High school and my older adopted child


Marilyn Brulhart
Focus on Adoption magazine

Gayla was adopted from Russia at age 11. Here, Gayla's mom describes how the family navigated teh academic challenges of high school.

Galya spent three solid years at elementary school and, though she was older than her friends and classmates, she neither felt nor behaved out of place. How would the move to high school go?

When it came to thinking about high school, my initial thought was to enrol her in a mini-school program. I felt the smaller format would give her the individual attention she needed. Galya wrote intake exams for two such programs, but wasn’t admitted to either one. In the end, she was accepted at an excellent school, but a very large one. If I had known then what I know now, I would have looked harder for a small alternative program.

Any child with attachment issues, as I have learned from Dr. Gordon Neufeld, needs as intimate an educational setting as possible. Galya can, if motivated, learn well in the classroom and on her own; she can achieve stellar grades on assignments which she can complete in her own time, in a familiar classroom or at home. However, in exam situations she has much more difficulty demonstrating what she knows. As a result, her grades in high school were not what they could have been. Raging hormones and social distractions played their part too, but there were moments when it was obvious she was keen to do well.

Several of those moments occurred at home with her math or biology tutors, whom I had chosen carefully for their engaging personalities and systematic approaches. With her head bent, listening and concentrating so hard you could almost hear it, this was a child who wanted to learn. Meanwhile, a typical comment on report cards was “Not working to potential.” What better way to protect oneself from failure than by not trying? These polar opposite attitudes and behaviours must have been exhausting for her.

After Grade 10, Galya had to do a summer course in social studies to complete the year. That correspondence course really told a tale. She worked on her own happily for hours at a time on the assignments. I was amazed. I had thought such a social child would not do well in a correspondence course. Her assignment grades went from 90% to 95% to 100%. When she did the exam, she came away with a bare pass and a 60% or so in the course.
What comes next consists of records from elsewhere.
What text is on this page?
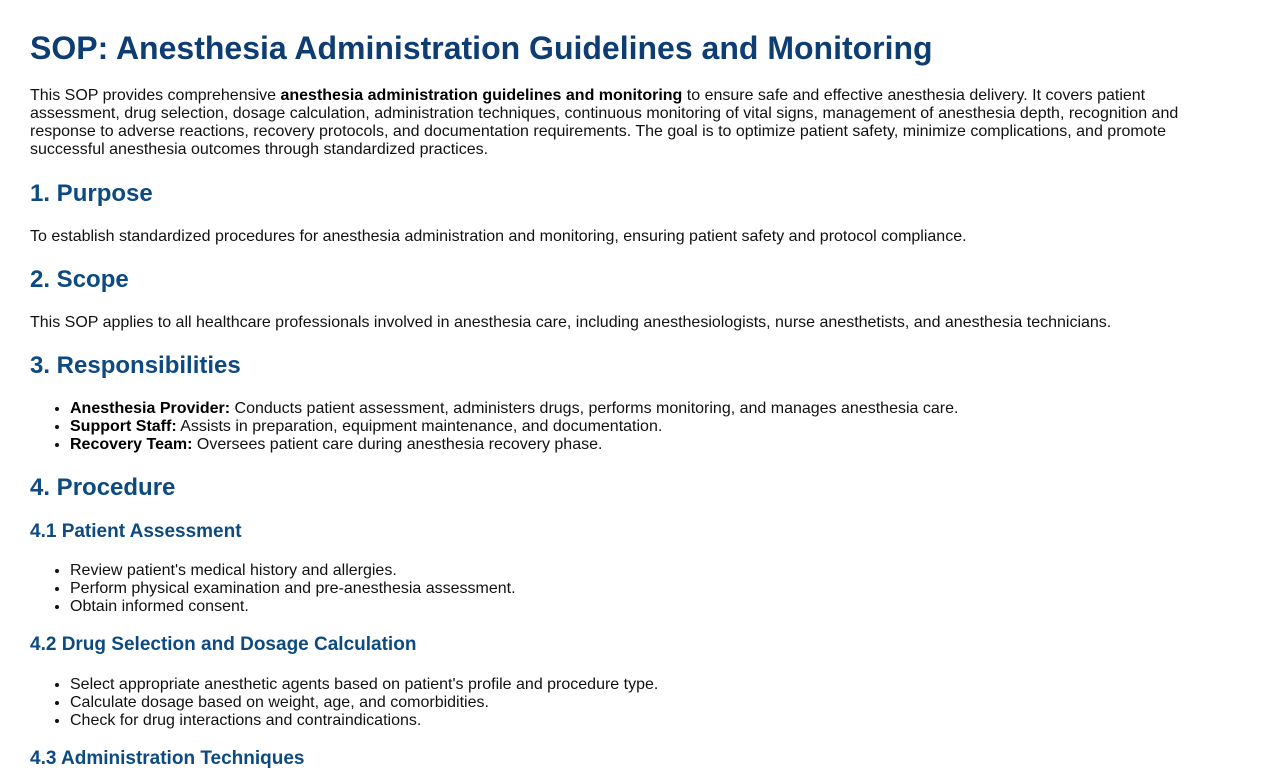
SOP: Anesthesia Administration Guidelines and Monitoring

This SOP provides comprehensive anesthesia administration guidelines and monitoring to ensure safe and effective anesthesia delivery. It covers patient assessment, drug selection, dosage calculation, administration techniques, continuous monitoring of vital signs, management of anesthesia depth, recognition and response to adverse reactions, recovery protocols, and documentation requirements. The goal is to optimize patient safety, minimize complications, and promote successful anesthesia outcomes through standardized practices.

1. Purpose

To establish standardized procedures for anesthesia administration and monitoring, ensuring patient safety and protocol compliance.

2. Scope

This SOP applies to all healthcare professionals involved in anesthesia care, including anesthesiologists, nurse anesthetists, and anesthesia technicians.

3. Responsibilities
• Anesthesia Provider: Conducts patient assessment, administers drugs, performs monitoring, and manages anesthesia care.
• Support Staff: Assists in preparation, equipment maintenance, and documentation.
• Recovery Team: Oversees patient care during anesthesia recovery phase.
4. Procedure
4.1 Patient Assessment
• Review patient's medical history and allergies.
• Perform physical examination and pre-anesthesia assessment.
• Obtain informed consent.
4.2 Drug Selection and Dosage Calculation
• Select appropriate anesthetic agents based on patient's profile and procedure type.
• Calculate dosage based on weight, age, and comorbidities.
• Check for drug interactions and contraindications.
4.3 Administration Techniques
Hitting such a barrier can be very frustrating for children who have undergone the loss of the primary caregiver. They struggle with feelings of inadequacy in many areas of life, and school is a big one.

Galya did graduate from high school, and not just barely; we are very proud of her for that achievement. She wants to attend a post-secondary program of some sort, and she most definitely has the ability. If we can convince her to get a learning skills assessment, which would make her eligible for alternative modes of assessment, I am convinced she will fulfill her potential.

Galya is already making strides in that direction, but it’s not easy. In order to get on with her life, she needs to recognize and deal with the burden of loss she carries from her early life. On the other hand, she needs the maturity to be able to handle that reality. It will come with time.

I feel sure that the grounding Galya received in her primary education, where, at our insistence, she had stayed for two extra years, as well as the more problematic but still successful secondary completion, will prove to be a solid foundation on which to build her future.

Marilyn Brulhart is an Instructor, English Academic Preparation, at Douglas College.